When Roderick McLeod and his family moved to Langley around 1900, they built a house on First Street and planted a seedling of a white pine to remind them of their previous home in Nebraska. The tree took root and grew, just as did the McLeod family. One daughter, Margaret McLeod, grew up to become the first female mayor of Langley in 1922.
Over the ensuing years, the tree continued to grow beside the McLeod homestead. The house passed into other hands. With additions added and added again, the house became first Duncan’s Dry Goods Store and then Price’s Department Store. (This was run by the family of our wonderful local public servant and politician, Helen Price Johnson.)
In the 1980’s the building was turned into an art gallery. Finally in the early 2000’s the building played host to the current shop–“Music for the Eyes.”
All this time, the McLeod’s white pine continued to grow and grow until it dwarfed a tall northwest native Douglas fir adjacent. Then, sadly, disease struck. The “White Pine Blister Rust” attacked the historic McLeod white pine and slowly began to kill it.
As the sick tree began to threaten to drop huge branches onto parked cars below, efforts were made to save it, but to no avail. The city approved removing the diseased tree, and it was cut down in 2020.
Saddened by the need to remove the tree, the owners of the building thought about what they could do to honor both the pioneer family who planted the tree…as well as the tree itself and the nature surrounding the city of Langley.
They decided to ask the arborist removing the tree to leave intact the final 12 feet of the huge pine tree’s stump so that it could be carved into a fitting memorial.
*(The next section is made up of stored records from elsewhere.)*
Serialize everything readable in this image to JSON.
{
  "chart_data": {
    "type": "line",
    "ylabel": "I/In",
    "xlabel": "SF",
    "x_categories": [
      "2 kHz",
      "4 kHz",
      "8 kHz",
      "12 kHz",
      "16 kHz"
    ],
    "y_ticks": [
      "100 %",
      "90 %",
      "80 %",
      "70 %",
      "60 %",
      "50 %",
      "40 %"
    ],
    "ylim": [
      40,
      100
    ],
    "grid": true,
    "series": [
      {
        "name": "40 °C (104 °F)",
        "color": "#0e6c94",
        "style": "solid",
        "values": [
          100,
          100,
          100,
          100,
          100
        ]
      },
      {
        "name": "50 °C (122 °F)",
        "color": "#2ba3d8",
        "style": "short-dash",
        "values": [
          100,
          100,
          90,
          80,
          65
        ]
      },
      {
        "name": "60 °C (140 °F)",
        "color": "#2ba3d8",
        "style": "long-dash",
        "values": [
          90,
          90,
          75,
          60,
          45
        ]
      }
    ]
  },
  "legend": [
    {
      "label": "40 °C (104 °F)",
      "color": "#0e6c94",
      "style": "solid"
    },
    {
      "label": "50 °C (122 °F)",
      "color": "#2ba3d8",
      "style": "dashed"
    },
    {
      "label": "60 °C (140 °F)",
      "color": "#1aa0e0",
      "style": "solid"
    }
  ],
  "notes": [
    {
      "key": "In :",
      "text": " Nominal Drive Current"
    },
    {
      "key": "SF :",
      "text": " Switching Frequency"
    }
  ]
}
As the tree was removed during the annual gray whale season that brings a dozen or more gray whales to feed on the mudflats near Langley, it was decided that the memorial should be a feeding gray whale carved out of the huge stump.
The natural choice for an artist to carve this whale would be the noted local woodcarver Pat McVay. Pat had already contributed other statues, benches and wood projects for our shop over the past two decades.
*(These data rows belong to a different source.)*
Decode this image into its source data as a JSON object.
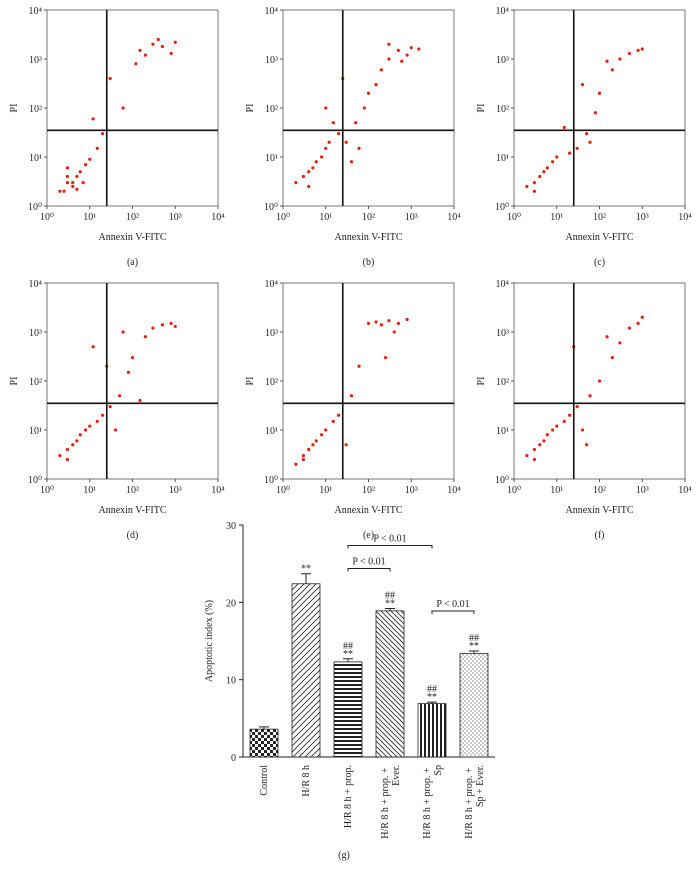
{
  "chart_data": [
    {
      "type": "scatter",
      "caption": "(a)",
      "xlabel": "Annexin V-FITC",
      "ylabel": "PI",
      "log_x": true,
      "log_y": true,
      "color": "#e8210f",
      "xlim": [
        1,
        10000
      ],
      "ylim": [
        1,
        10000
      ],
      "xticks": [
        {
          "value": 1,
          "label": "10⁰"
        },
        {
          "value": 10,
          "label": "10¹"
        },
        {
          "value": 100,
          "label": "10²"
        },
        {
          "value": 1000,
          "label": "10³"
        },
        {
          "value": 10000,
          "label": "10⁴"
        }
      ],
      "yticks": [
        {
          "value": 1,
          "label": "10⁰"
        },
        {
          "value": 10,
          "label": "10¹"
        },
        {
          "value": 100,
          "label": "10²"
        },
        {
          "value": 1000,
          "label": "10³"
        },
        {
          "value": 10000,
          "label": "10⁴"
        }
      ],
      "x_gate": 25,
      "y_gate": 35,
      "x": [
        2,
        3,
        4,
        5,
        6,
        3,
        4,
        8,
        10,
        2.5,
        5,
        7,
        3,
        15,
        20,
        12,
        150,
        200,
        300,
        500,
        800,
        120,
        400,
        1000,
        60,
        30
      ],
      "y": [
        2,
        3,
        2.5,
        4,
        5,
        6,
        3,
        7,
        9,
        2,
        2.2,
        3,
        4,
        15,
        30,
        60,
        1500,
        1200,
        2000,
        1800,
        1300,
        800,
        2500,
        2200,
        100,
        400
      ]
    },
    {
      "type": "scatter",
      "caption": "(b)",
      "xlabel": "Annexin V-FITC",
      "ylabel": "PI",
      "log_x": true,
      "log_y": true,
      "color": "#e8210f",
      "xlim": [
        1,
        10000
      ],
      "ylim": [
        1,
        10000
      ],
      "xticks": [
        {
          "value": 1,
          "label": "10⁰"
        },
        {
          "value": 10,
          "label": "10¹"
        },
        {
          "value": 100,
          "label": "10²"
        },
        {
          "value": 1000,
          "label": "10³"
        },
        {
          "value": 10000,
          "label": "10⁴"
        }
      ],
      "yticks": [
        {
          "value": 1,
          "label": "10⁰"
        },
        {
          "value": 10,
          "label": "10¹"
        },
        {
          "value": 100,
          "label": "10²"
        },
        {
          "value": 1000,
          "label": "10³"
        },
        {
          "value": 10000,
          "label": "10⁴"
        }
      ],
      "x_gate": 25,
      "y_gate": 35,
      "x": [
        2,
        3,
        4,
        5,
        6,
        8,
        10,
        12,
        4,
        20,
        30,
        50,
        80,
        100,
        150,
        200,
        300,
        500,
        800,
        1000,
        40,
        60,
        25,
        15,
        300,
        600,
        1500,
        10
      ],
      "y": [
        3,
        4,
        5,
        6,
        8,
        10,
        15,
        20,
        2.5,
        30,
        20,
        50,
        100,
        200,
        300,
        600,
        1000,
        1500,
        1200,
        1700,
        8,
        15,
        400,
        50,
        2000,
        900,
        1600,
        100
      ]
    },
    {
      "type": "scatter",
      "caption": "(c)",
      "xlabel": "Annexin V-FITC",
      "ylabel": "PI",
      "log_x": true,
      "log_y": true,
      "color": "#e8210f",
      "xlim": [
        1,
        10000
      ],
      "ylim": [
        1,
        10000
      ],
      "xticks": [
        {
          "value": 1,
          "label": "10⁰"
        },
        {
          "value": 10,
          "label": "10¹"
        },
        {
          "value": 100,
          "label": "10²"
        },
        {
          "value": 1000,
          "label": "10³"
        },
        {
          "value": 10000,
          "label": "10⁴"
        }
      ],
      "yticks": [
        {
          "value": 1,
          "label": "10⁰"
        },
        {
          "value": 10,
          "label": "10¹"
        },
        {
          "value": 100,
          "label": "10²"
        },
        {
          "value": 1000,
          "label": "10³"
        },
        {
          "value": 10000,
          "label": "10⁴"
        }
      ],
      "x_gate": 25,
      "y_gate": 35,
      "x": [
        2,
        3,
        4,
        5,
        6,
        8,
        10,
        3,
        20,
        30,
        50,
        80,
        100,
        200,
        300,
        500,
        800,
        1000,
        15,
        40,
        60,
        150
      ],
      "y": [
        2.5,
        3,
        4,
        5,
        6,
        8,
        10,
        2,
        12,
        15,
        30,
        80,
        200,
        600,
        1000,
        1300,
        1500,
        1600,
        40,
        300,
        20,
        900
      ]
    },
    {
      "type": "scatter",
      "caption": "(d)",
      "xlabel": "Annexin V-FITC",
      "ylabel": "PI",
      "log_x": true,
      "log_y": true,
      "color": "#e8210f",
      "xlim": [
        1,
        10000
      ],
      "ylim": [
        1,
        10000
      ],
      "xticks": [
        {
          "value": 1,
          "label": "10⁰"
        },
        {
          "value": 10,
          "label": "10¹"
        },
        {
          "value": 100,
          "label": "10²"
        },
        {
          "value": 1000,
          "label": "10³"
        },
        {
          "value": 10000,
          "label": "10⁴"
        }
      ],
      "yticks": [
        {
          "value": 1,
          "label": "10⁰"
        },
        {
          "value": 10,
          "label": "10¹"
        },
        {
          "value": 100,
          "label": "10²"
        },
        {
          "value": 1000,
          "label": "10³"
        },
        {
          "value": 10000,
          "label": "10⁴"
        }
      ],
      "x_gate": 25,
      "y_gate": 35,
      "x": [
        2,
        3,
        4,
        5,
        6,
        8,
        10,
        15,
        20,
        30,
        50,
        80,
        100,
        200,
        300,
        500,
        800,
        1000,
        3,
        25,
        40,
        150,
        60,
        12
      ],
      "y": [
        3,
        4,
        5,
        6,
        8,
        10,
        12,
        15,
        20,
        30,
        50,
        150,
        300,
        800,
        1200,
        1400,
        1500,
        1300,
        2.5,
        200,
        10,
        40,
        1000,
        500
      ]
    },
    {
      "type": "scatter",
      "caption": "(e)",
      "xlabel": "Annexin V-FITC",
      "ylabel": "PI",
      "log_x": true,
      "log_y": true,
      "color": "#e8210f",
      "xlim": [
        1,
        10000
      ],
      "ylim": [
        1,
        10000
      ],
      "xticks": [
        {
          "value": 1,
          "label": "10⁰"
        },
        {
          "value": 10,
          "label": "10¹"
        },
        {
          "value": 100,
          "label": "10²"
        },
        {
          "value": 1000,
          "label": "10³"
        },
        {
          "value": 10000,
          "label": "10⁴"
        }
      ],
      "yticks": [
        {
          "value": 1,
          "label": "10⁰"
        },
        {
          "value": 10,
          "label": "10¹"
        },
        {
          "value": 100,
          "label": "10²"
        },
        {
          "value": 1000,
          "label": "10³"
        },
        {
          "value": 10000,
          "label": "10⁴"
        }
      ],
      "x_gate": 25,
      "y_gate": 35,
      "x": [
        2,
        3,
        4,
        5,
        6,
        8,
        3,
        10,
        15,
        20,
        30,
        100,
        150,
        200,
        300,
        500,
        800,
        250,
        400,
        60,
        40
      ],
      "y": [
        2,
        3,
        4,
        5,
        6,
        8,
        2.5,
        10,
        15,
        20,
        5,
        1500,
        1600,
        1400,
        1700,
        1500,
        1800,
        300,
        1000,
        200,
        50
      ]
    },
    {
      "type": "scatter",
      "caption": "(f)",
      "xlabel": "Annexin V-FITC",
      "ylabel": "PI",
      "log_x": true,
      "log_y": true,
      "color": "#e8210f",
      "xlim": [
        1,
        10000
      ],
      "ylim": [
        1,
        10000
      ],
      "xticks": [
        {
          "value": 1,
          "label": "10⁰"
        },
        {
          "value": 10,
          "label": "10¹"
        },
        {
          "value": 100,
          "label": "10²"
        },
        {
          "value": 1000,
          "label": "10³"
        },
        {
          "value": 10000,
          "label": "10⁴"
        }
      ],
      "yticks": [
        {
          "value": 1,
          "label": "10⁰"
        },
        {
          "value": 10,
          "label": "10¹"
        },
        {
          "value": 100,
          "label": "10²"
        },
        {
          "value": 1000,
          "label": "10³"
        },
        {
          "value": 10000,
          "label": "10⁴"
        }
      ],
      "x_gate": 25,
      "y_gate": 35,
      "x": [
        2,
        3,
        4,
        5,
        6,
        8,
        10,
        3,
        15,
        20,
        30,
        40,
        60,
        100,
        200,
        300,
        500,
        800,
        1000,
        25,
        50,
        150
      ],
      "y": [
        3,
        4,
        5,
        6,
        8,
        10,
        12,
        2.5,
        15,
        20,
        30,
        10,
        50,
        100,
        300,
        600,
        1200,
        1500,
        2000,
        500,
        5,
        800
      ]
    },
    {
      "type": "bar",
      "caption": "(g)",
      "ylabel": "Apoptotic index (%)",
      "categories": [
        "Control",
        "H/R 8 h",
        "H/R 8 h + prop.",
        "H/R 8 h + prop. + Ever.",
        "H/R 8 h + prop. + Sp",
        "H/R 8 h + prop. + Sp + Ever."
      ],
      "values": [
        3.6,
        22.4,
        12.3,
        18.9,
        6.9,
        13.4
      ],
      "errors": [
        0.3,
        1.3,
        0.4,
        0.3,
        0.2,
        0.3
      ],
      "markers": [
        null,
        [
          "**"
        ],
        [
          "##",
          "**"
        ],
        [
          "##",
          "**"
        ],
        [
          "##",
          "**"
        ],
        [
          "##",
          "**"
        ]
      ],
      "comparisons": [
        {
          "between": [
            "H/R 8 h + prop.",
            "H/R 8 h + prop. + Sp"
          ],
          "text": "P < 0.01"
        },
        {
          "between": [
            "H/R 8 h + prop.",
            "H/R 8 h + prop. + Ever."
          ],
          "text": "P < 0.01"
        },
        {
          "between": [
            "H/R 8 h + prop. + Sp",
            "H/R 8 h + prop. + Sp + Ever."
          ],
          "text": "P < 0.01"
        }
      ],
      "ylim": [
        0,
        30
      ],
      "yticks": [
        0,
        10,
        20,
        30
      ]
    }
  ]
}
Pat, Whidbey’s most prolific chainsaw artist, started working in wood in Paris, France, 40 years ago. Later, he moved to the Olympic Peninsula and was taken by the natural forms he saw in the forests. He began wood carving in the genre called “chainsaw art”, which is much more than just wielding a chainsaw. He was encouraged along the way by his older brother, Mike, also a chainsaw artist.
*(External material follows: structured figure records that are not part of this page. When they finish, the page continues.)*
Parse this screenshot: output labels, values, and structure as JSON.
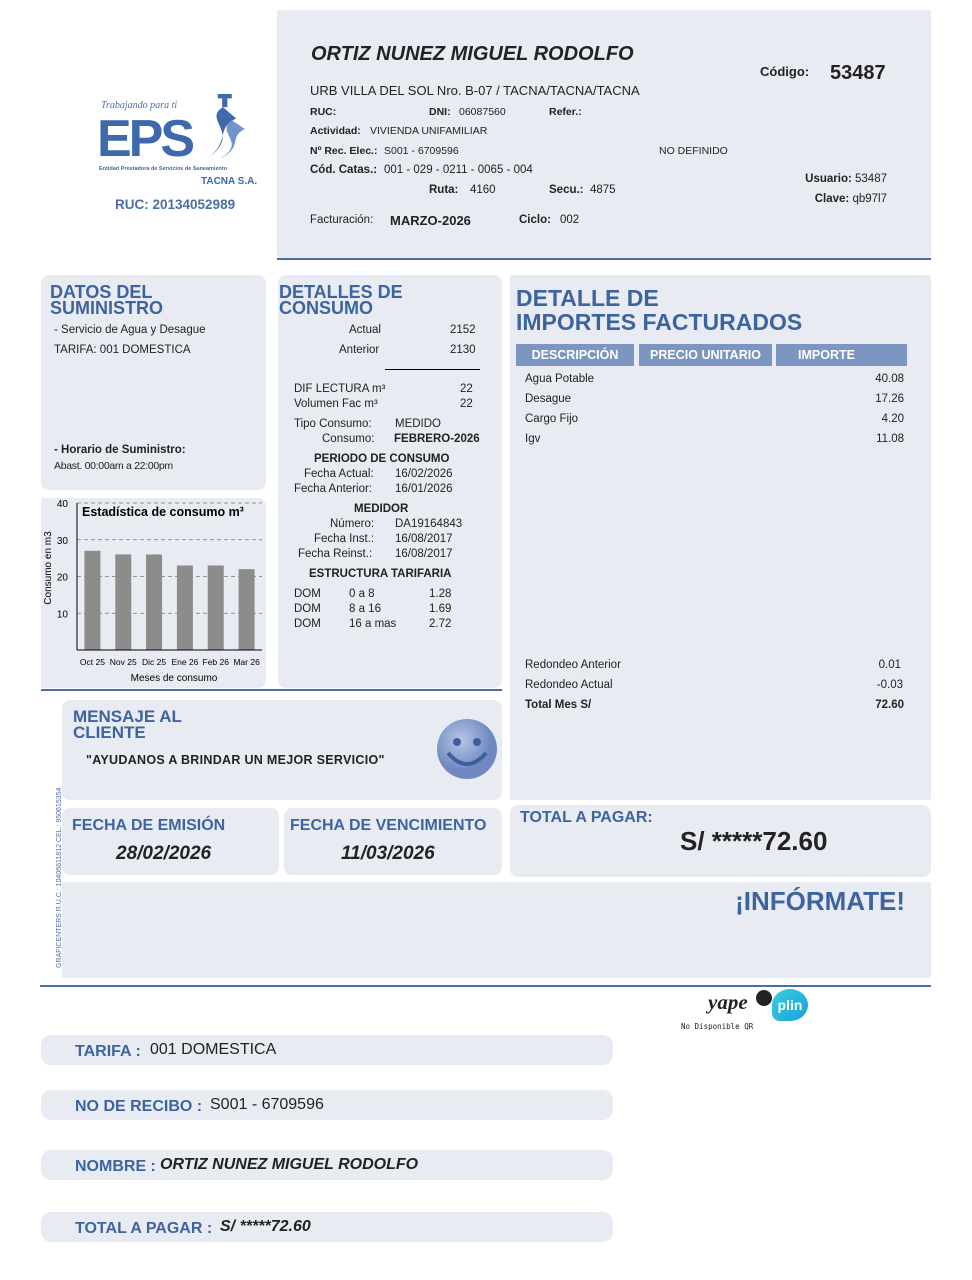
{
  "logo": {
    "tagline": "Trabajando para ti",
    "brand": "EPS",
    "entity": "Entidad Prestadora de Servicios de Saneamiento",
    "company": "TACNA S.A.",
    "ruc": "RUC: 20134052989"
  },
  "header": {
    "name": "ORTIZ NUNEZ MIGUEL RODOLFO",
    "codigo_label": "Código:",
    "codigo": "53487",
    "address": "URB VILLA DEL SOL Nro. B-07 / TACNA/TACNA/TACNA",
    "ruc_label": "RUC:",
    "dni_label": "DNI:",
    "dni": "06087560",
    "refer_label": "Refer.:",
    "actividad_label": "Actividad:",
    "actividad": "VIVIENDA UNIFAMILIAR",
    "rec_label": "Nº Rec. Elec.:",
    "rec": "S001 - 6709596",
    "no_definido": "NO DEFINIDO",
    "catas_label": "Cód. Catas.:",
    "catas": "001 - 029 - 0211 - 0065 - 004",
    "ruta_label": "Ruta:",
    "ruta": "4160",
    "secu_label": "Secu.:",
    "secu": "4875",
    "usuario_label": "Usuario:",
    "usuario": "53487",
    "clave_label": "Clave:",
    "clave": "qb97l7",
    "fact_label": "Facturación:",
    "fact": "MARZO-2026",
    "ciclo_label": "Ciclo:",
    "ciclo": "002"
  },
  "suministro": {
    "title1": "DATOS DEL",
    "title2": "SUMINISTRO",
    "servicio": "- Servicio de Agua y Desague",
    "tarifa": "TARIFA: 001 DOMESTICA",
    "horario_label": "- Horario de Suministro:",
    "horario": "Abast. 00:00am a 22:00pm"
  },
  "chart_data": {
    "type": "bar",
    "title": "Estadística de consumo m³",
    "ylabel": "Consumo en m3",
    "xlabel": "Meses de consumo",
    "categories": [
      "Oct 25",
      "Nov 25",
      "Dic 25",
      "Ene 26",
      "Feb 26",
      "Mar 26"
    ],
    "values": [
      27,
      26,
      26,
      23,
      23,
      22
    ],
    "ylim": [
      0,
      40
    ],
    "yticks": [
      10,
      20,
      30,
      40
    ],
    "grid": true,
    "bar_color": "#8c8c8c"
  },
  "consumo": {
    "title1": "DETALLES DE",
    "title2": "CONSUMO",
    "actual_label": "Actual",
    "actual": "2152",
    "anterior_label": "Anterior",
    "anterior": "2130",
    "dif_label": "DIF LECTURA m³",
    "dif": "22",
    "vol_label": "Volumen Fac m³",
    "vol": "22",
    "tipo_label": "Tipo Consumo:",
    "tipo": "MEDIDO",
    "cons_label": "Consumo:",
    "cons": "FEBRERO-2026",
    "periodo_title": "PERIODO DE CONSUMO",
    "fa_label": "Fecha Actual:",
    "fa": "16/02/2026",
    "fant_label": "Fecha Anterior:",
    "fant": "16/01/2026",
    "medidor_title": "MEDIDOR",
    "num_label": "Número:",
    "num": "DA19164843",
    "finst_label": "Fecha Inst.:",
    "finst": "16/08/2017",
    "freinst_label": "Fecha Reinst.:",
    "freinst": "16/08/2017",
    "estructura_title": "ESTRUCTURA TARIFARIA",
    "tarifas": [
      [
        "DOM",
        "0 a 8",
        "1.28"
      ],
      [
        "DOM",
        "8 a 16",
        "1.69"
      ],
      [
        "DOM",
        "16 a mas",
        "2.72"
      ]
    ]
  },
  "importes": {
    "title1": "DETALLE DE",
    "title2": "IMPORTES FACTURADOS",
    "headers": [
      "DESCRIPCIÓN",
      "PRECIO UNITARIO",
      "IMPORTE"
    ],
    "items": [
      [
        "Agua Potable",
        "40.08"
      ],
      [
        "Desague",
        "17.26"
      ],
      [
        "Cargo Fijo",
        "4.20"
      ],
      [
        "Igv",
        "11.08"
      ]
    ],
    "red_ant_label": "Redondeo Anterior",
    "red_ant": "0.01",
    "red_act_label": "Redondeo Actual",
    "red_act": "-0.03",
    "total_label": "Total Mes S/",
    "total": "72.60"
  },
  "mensaje": {
    "title1": "MENSAJE AL",
    "title2": "CLIENTE",
    "text": "\"AYUDANOS A BRINDAR UN MEJOR SERVICIO\""
  },
  "fechas": {
    "emision_label": "FECHA DE EMISIÓN",
    "emision": "28/02/2026",
    "venc_label": "FECHA DE VENCIMIENTO",
    "venc": "11/03/2026"
  },
  "total": {
    "label": "TOTAL A PAGAR:",
    "value": "S/ *****72.60"
  },
  "informate": "¡INFÓRMATE!",
  "printer": "GRAFICENTERS R.U.C.: 10406611812 CEL.: 950615354",
  "payment": {
    "yape": "yape",
    "plin": "plin",
    "qr_note": "No Disponible QR"
  },
  "summary": [
    {
      "label": "TARIFA :",
      "value": "001 DOMESTICA"
    },
    {
      "label": "NO DE RECIBO :",
      "value": "S001 - 6709596"
    },
    {
      "label": "NOMBRE :",
      "value": "ORTIZ NUNEZ MIGUEL RODOLFO"
    },
    {
      "label": "TOTAL A PAGAR :",
      "value": "S/ *****72.60"
    }
  ],
  "colors": {
    "accent": "#3e64a0",
    "panel": "#e8ebf2",
    "table_header": "#7d95c1"
  }
}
Nowadays Pat’s work is celebrated in many public and private collections throughout the U.S. and Canada.
In short order, McVay carved the whale and even added several “ghost shrimp”, the local gray whale’s favorite food, for good measure around the stump.
The final step in the memorial was to find a name for our new whale. We decided to call the whale “Civility”, as a symbol of a value we should strive for in these complicated times.
Please come by Music for the Eyes to visit this wonderful sculpture and memorial to the pioneers who first settled Langley…as well as the gray whales who visit every year.